Watch Dr. Erminia Massarelli, from City of Hope National Medical Center, discuss advancements in early-stage non-small cell disease during the CURE® Educated Patient® Lung Cancer Summit.

Recent years have brought new treatments — both in the pre- and post-surgical setting — for patients with early-stage non-small cell lung cancer, explained Dr. Erminia Massarelli.

“In the last few years, we have had pretty interesting developments and approval of different drugs in early stage non-small cell lung cancer,” Massarelli, an associate professor in the Department of Medical Oncology and Therapeutics Research and division chief of thoracic surgery at City of Hope National Medical Center, said at the CURE® Educated Patient® Lung Cancer Summit. “So we call adjuvant therapy when it follows surgical resection of the tumor and your adjuvant therapy when actually we do systemic therapy before the surgical resection of the tumor.”

Neoadjuvant Treatment

Before patients undergo surgery to remove their cancer, they may receive neoadjuvant treatment, which is therapy designed to shrink tumors before they are removed to increase the likelihood of cure.

In this setting, patients may receive chemotherapy, immunotherapy and/or targeted therapy — each either alone or as a single-agent. Of note, a clinical trial showed that the immunotherapy drug, Opdivo (nivolumab) improved survival outcomes for patients with stage 1B-3A non-small cell lung cancer when given within six week before surgery. Based on those findings, the Food and Drug Administration (FDA) approved the treatment in that setting.

“It’s important to really attack the non-small cell lung cancer when it’s early on, when there is still an option of cure,” Massarelli said.

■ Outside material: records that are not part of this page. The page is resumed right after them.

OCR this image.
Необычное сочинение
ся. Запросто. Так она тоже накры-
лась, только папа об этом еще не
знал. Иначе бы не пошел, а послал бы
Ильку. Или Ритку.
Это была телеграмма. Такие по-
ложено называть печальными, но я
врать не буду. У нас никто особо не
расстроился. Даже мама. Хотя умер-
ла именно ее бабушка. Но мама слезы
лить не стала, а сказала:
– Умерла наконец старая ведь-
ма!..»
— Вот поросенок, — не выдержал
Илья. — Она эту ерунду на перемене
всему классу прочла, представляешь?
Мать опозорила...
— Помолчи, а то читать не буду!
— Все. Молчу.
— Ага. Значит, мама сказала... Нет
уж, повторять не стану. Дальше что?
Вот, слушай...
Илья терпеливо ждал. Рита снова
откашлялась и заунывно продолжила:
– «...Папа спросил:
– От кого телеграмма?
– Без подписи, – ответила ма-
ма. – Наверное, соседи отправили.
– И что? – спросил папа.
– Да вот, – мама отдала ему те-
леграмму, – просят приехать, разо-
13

Looking ahead, a clinical trial is investigating the use of Tagrisso (Osimertinib) either alone or in combination with chemotherapy for neoadjuvant treatment of patients with EGFR-mutant non-small cell lung cancer.

Adjuvant Treatment

The goal of post-surgical treatment (also known as adjuvant treatment) is to decrease the risk of cancer recurrence, Massarelli said.

Research has shown that Tecentriq (atezolizumab) tends to improve survival outcomes over chemotherapy for stage 2-3A disease that has been surgically removed and is PD-L1 positive, meaning that the cancer cells express the PD-L1 protein, which Tecentriq targets. As such, the immunotherapy drug is FDA-approved in this setting.

Keytruda (pembrolizumab) is also approved for patients with stage 1B, 2 and 3 surgically resected non-small cell lung cancer, regardless of PD-L1 status, as the checkpoint inhibitor showed improved disease-free survival (time a patient lives after treatment without signs or symptoms of cancer) compared with placebo.

Additionally, Tagrisso is approved for the post-surgical treatment of patients with EGFR exon19-deletion stage 1-3 non-small cell lung cancer.

“In conclusion, as of today, early-stage non-small cell lung cancer can actually be effectively cured,” Massarelli said. “We are increasing more and more the chances of cure either giving treatment before surgery or actually giving treatment following surgery.”